Macrophage-derived exosomal HMGB3 regulates silica-induced pulmonary inflammation by promoting M1 macrophage polarization and recruitment

Abstract

Abstract Background: Chronic inflammation and fibrosis are characteristics of silicosis, and the inflammatory mediators involved in silicosis have not been fully elucidated. Recently, macrophage-derived exosomes have been reported as inflammatory modulators, but their role in silicosis remains largely unexplored. The purpose of the present study was to investigate the role of macrophage-derived exosomal HMGB3 in silicosis. Methods: First, HMGB3 expression in macrophages (with or without silica (SiO2) exposure) and exosomes derived from these cells was measured by western blot analysis. Second, the role of exosomal HMGB3 in the inflammatory activation and migration of macrophages was evaluated by immunofluorescence, flow cytometry and transwell assays.
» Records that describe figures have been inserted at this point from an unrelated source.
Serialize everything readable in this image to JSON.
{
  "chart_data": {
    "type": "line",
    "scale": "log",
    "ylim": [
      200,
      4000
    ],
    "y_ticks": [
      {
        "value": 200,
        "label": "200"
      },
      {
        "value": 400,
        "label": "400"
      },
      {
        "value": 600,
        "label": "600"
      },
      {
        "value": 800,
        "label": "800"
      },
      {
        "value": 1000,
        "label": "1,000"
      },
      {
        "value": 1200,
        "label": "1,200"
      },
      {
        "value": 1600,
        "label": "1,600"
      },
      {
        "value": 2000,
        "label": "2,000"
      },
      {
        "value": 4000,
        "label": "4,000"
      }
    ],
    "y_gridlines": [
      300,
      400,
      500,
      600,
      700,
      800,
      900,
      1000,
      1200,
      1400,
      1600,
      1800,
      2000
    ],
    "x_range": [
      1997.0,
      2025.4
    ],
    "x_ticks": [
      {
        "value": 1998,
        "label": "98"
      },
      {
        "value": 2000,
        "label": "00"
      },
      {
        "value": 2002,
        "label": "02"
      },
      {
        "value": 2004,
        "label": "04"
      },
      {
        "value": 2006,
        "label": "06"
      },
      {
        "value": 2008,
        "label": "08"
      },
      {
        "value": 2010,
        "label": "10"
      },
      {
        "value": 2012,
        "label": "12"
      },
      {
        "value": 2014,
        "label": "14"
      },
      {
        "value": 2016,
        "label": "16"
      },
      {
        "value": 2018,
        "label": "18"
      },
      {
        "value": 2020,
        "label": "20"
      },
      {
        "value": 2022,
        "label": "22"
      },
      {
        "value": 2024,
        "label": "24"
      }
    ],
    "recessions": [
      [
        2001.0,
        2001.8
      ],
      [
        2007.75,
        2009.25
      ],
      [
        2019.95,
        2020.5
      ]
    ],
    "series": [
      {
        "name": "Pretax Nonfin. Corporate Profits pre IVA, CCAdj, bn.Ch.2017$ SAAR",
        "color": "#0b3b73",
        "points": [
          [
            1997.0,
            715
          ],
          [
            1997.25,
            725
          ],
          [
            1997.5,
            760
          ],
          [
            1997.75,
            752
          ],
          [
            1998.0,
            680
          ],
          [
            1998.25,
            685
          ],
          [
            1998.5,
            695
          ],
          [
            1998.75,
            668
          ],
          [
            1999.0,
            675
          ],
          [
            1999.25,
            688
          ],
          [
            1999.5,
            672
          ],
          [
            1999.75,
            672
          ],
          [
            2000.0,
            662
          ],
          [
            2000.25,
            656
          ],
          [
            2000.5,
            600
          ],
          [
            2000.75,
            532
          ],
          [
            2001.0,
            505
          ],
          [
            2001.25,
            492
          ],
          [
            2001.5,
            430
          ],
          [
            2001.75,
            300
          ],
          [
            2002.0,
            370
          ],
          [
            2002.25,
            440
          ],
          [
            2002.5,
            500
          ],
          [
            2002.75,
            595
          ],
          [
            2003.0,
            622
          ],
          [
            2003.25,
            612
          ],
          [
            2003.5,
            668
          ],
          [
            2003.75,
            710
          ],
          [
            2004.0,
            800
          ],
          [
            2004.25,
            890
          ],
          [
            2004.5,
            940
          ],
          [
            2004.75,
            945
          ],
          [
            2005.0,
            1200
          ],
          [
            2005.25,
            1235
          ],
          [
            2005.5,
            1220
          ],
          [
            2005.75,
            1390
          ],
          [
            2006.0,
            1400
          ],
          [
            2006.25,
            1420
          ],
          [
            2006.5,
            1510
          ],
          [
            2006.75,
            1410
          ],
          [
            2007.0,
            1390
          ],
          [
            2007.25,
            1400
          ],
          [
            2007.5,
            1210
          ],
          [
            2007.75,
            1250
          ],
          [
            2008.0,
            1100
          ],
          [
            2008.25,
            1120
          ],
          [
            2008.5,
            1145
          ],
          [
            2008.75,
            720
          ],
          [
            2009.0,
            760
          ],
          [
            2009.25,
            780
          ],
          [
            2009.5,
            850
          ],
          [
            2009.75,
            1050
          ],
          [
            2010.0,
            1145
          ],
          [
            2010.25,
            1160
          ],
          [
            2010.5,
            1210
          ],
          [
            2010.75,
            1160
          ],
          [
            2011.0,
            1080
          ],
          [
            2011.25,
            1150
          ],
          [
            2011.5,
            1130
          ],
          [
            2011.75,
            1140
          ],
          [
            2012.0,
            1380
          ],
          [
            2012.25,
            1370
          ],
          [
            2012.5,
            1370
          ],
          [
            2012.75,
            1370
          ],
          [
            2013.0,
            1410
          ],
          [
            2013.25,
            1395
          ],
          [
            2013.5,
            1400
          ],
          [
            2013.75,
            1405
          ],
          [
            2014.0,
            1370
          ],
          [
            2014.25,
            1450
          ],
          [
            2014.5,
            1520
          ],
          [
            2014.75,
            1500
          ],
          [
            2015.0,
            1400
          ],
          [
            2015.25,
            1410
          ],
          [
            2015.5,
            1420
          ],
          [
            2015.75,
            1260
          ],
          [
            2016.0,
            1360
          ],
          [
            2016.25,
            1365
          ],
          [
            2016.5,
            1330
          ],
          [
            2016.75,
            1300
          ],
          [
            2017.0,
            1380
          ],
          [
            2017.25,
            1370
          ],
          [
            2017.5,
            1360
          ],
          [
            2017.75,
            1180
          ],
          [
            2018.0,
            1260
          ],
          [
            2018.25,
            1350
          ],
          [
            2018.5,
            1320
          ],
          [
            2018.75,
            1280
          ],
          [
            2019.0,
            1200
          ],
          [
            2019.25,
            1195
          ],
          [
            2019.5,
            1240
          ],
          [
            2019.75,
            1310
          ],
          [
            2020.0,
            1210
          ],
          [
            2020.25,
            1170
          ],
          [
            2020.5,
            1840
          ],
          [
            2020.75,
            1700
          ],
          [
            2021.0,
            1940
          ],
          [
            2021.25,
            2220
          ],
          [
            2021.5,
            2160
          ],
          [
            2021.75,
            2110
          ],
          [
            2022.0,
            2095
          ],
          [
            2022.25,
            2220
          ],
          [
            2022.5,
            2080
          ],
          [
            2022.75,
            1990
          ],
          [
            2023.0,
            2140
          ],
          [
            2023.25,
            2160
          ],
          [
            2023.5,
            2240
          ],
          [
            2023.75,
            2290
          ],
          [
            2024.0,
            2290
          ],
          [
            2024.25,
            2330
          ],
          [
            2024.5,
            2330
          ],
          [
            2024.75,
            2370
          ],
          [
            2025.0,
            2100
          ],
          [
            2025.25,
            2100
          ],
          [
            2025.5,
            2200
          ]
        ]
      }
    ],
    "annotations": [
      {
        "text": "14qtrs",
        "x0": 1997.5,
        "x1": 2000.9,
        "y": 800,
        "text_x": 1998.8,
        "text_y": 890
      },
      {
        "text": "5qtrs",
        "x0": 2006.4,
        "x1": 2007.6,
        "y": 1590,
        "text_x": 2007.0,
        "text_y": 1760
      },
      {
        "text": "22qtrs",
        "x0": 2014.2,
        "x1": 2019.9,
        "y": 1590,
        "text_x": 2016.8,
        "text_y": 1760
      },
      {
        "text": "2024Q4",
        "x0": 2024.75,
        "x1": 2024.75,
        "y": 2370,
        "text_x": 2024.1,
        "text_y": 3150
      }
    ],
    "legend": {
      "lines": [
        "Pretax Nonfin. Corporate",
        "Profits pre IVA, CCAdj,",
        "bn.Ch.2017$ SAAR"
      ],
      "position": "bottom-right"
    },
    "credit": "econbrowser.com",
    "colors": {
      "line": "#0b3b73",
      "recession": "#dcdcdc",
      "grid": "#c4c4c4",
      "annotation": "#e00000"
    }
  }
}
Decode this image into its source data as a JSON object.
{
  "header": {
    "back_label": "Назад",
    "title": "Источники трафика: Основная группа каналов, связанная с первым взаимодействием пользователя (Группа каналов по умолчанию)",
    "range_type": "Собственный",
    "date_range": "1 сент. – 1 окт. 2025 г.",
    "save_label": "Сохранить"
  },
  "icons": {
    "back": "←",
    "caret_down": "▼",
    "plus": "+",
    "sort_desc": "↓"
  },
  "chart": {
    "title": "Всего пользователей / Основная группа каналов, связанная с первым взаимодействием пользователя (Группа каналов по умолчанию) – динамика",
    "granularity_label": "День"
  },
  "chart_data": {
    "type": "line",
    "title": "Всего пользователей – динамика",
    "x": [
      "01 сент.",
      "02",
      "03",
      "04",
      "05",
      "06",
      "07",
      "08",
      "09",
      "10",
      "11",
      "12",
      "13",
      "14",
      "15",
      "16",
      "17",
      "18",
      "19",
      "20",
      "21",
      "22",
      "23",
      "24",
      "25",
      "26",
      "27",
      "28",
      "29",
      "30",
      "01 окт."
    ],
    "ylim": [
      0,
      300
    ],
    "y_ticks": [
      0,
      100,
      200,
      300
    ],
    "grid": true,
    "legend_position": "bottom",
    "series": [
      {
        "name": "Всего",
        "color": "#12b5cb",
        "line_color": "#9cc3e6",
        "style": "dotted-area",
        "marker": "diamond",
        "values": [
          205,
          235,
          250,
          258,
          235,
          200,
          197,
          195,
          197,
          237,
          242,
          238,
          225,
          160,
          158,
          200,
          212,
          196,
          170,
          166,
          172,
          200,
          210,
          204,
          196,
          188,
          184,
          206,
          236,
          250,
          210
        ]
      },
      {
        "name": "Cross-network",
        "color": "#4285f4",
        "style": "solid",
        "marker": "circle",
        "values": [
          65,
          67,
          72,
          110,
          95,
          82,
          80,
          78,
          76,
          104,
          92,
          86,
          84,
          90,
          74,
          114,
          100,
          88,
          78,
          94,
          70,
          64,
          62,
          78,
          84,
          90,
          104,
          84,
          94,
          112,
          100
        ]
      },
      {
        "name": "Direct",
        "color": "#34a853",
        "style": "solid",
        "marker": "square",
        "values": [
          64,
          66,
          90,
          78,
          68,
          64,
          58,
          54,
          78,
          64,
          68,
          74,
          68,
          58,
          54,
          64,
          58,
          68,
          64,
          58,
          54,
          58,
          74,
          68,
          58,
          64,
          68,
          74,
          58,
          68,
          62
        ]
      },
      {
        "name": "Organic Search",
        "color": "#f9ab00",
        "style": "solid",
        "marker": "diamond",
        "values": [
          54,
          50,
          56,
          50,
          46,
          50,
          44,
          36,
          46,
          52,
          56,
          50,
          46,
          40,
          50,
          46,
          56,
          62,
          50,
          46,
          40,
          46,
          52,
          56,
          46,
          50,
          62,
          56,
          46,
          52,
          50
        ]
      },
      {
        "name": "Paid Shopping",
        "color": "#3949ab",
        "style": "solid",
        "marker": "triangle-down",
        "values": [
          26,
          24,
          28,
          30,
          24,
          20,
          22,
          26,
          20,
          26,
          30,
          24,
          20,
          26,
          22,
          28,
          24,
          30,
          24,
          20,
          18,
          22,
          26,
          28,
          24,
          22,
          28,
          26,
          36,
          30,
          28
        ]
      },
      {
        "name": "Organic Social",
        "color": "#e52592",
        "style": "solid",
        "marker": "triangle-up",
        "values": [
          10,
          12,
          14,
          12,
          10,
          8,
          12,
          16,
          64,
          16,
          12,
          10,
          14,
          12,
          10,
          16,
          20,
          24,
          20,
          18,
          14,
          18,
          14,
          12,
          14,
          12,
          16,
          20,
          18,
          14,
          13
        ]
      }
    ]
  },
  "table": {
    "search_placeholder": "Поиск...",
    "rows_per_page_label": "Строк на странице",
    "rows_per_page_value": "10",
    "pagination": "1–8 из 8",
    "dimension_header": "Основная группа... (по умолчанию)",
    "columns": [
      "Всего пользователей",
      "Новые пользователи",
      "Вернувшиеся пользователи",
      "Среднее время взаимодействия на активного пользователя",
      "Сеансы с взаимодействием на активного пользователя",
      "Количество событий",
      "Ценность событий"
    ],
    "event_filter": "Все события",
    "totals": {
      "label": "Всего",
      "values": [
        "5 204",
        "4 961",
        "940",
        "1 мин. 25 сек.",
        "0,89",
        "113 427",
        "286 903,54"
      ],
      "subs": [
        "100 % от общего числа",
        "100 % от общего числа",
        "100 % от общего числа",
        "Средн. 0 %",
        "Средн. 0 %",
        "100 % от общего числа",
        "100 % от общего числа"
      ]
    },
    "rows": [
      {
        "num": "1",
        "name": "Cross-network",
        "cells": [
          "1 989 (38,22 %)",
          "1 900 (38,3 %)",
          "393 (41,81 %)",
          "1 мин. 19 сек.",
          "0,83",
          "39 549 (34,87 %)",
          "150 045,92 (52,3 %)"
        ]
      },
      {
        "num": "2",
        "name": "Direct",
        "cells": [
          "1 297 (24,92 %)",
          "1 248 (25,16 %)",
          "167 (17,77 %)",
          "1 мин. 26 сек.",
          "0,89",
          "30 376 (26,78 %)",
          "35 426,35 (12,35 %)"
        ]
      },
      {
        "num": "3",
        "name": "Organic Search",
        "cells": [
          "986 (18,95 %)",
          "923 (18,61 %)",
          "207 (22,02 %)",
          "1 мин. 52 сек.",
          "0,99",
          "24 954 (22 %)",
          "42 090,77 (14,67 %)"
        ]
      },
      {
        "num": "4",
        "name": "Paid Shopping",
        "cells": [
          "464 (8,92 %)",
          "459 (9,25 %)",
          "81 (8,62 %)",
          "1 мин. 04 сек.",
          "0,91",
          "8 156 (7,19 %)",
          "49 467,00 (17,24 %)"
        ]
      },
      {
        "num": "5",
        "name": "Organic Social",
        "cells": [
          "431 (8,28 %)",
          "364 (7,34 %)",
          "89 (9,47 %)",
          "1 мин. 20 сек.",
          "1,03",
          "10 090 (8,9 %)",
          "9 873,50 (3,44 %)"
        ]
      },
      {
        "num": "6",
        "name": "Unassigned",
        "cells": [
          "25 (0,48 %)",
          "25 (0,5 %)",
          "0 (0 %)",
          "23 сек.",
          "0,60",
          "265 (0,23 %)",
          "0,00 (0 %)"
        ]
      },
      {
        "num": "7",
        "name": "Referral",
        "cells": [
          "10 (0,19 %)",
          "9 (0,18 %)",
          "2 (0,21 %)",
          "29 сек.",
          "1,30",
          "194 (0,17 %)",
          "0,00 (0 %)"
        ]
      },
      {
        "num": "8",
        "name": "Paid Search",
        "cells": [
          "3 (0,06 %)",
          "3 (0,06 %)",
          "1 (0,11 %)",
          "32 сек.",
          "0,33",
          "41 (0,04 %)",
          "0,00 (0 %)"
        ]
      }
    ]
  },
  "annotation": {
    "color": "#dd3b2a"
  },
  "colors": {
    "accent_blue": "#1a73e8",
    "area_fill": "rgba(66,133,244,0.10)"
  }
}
The expression of IL-1β, IL-6 and TNF-α was detected by RT-PCR and ELISA, and the involved signal transduction pathways were studied by western blot analysis. Results: HMGB3 expression in SiO2-exposed macrophages and exosomes derived from these cells was significantly upregulated. In silicosis mouse model, upregulated HMGB3 was mainly colocalized with infiltrating macrophages. In vitro experiments demonstrated that exosomes derived from SiO2-exposed macrophages (SiO2-Exos) significantly upregulated the expression of TNF-α, IL-6, IL-1β, iNOS and CCR2 in monocytes or M0 macrophages, promoting M1 polarization and migration of these cells. An in vivo study demonstrated that SiO2-Exos promoted the infiltration of pulmonary macrophages and increased the proportion of iNOS+/F4/80+ macrophages. Knockdown of exosomal HMGB3 partially reversed this phenotype, while overexpression of exosomal HMGB3 promoted this phenotype. The proinflammatory effect of exosomal HMGB3 may be mediated through the activation of the STAT3/MAPK (ERK1/2 and P38)/NF-κB pathways. Conclusions: Exosomal HMGB3 is a potential inflammatory modulator in silicosis that induces inflammatory activation and recruitment of monocytes/macrophages by regulating the activation of the STAT3/MAPK/NF-κB/CCR2 pathways.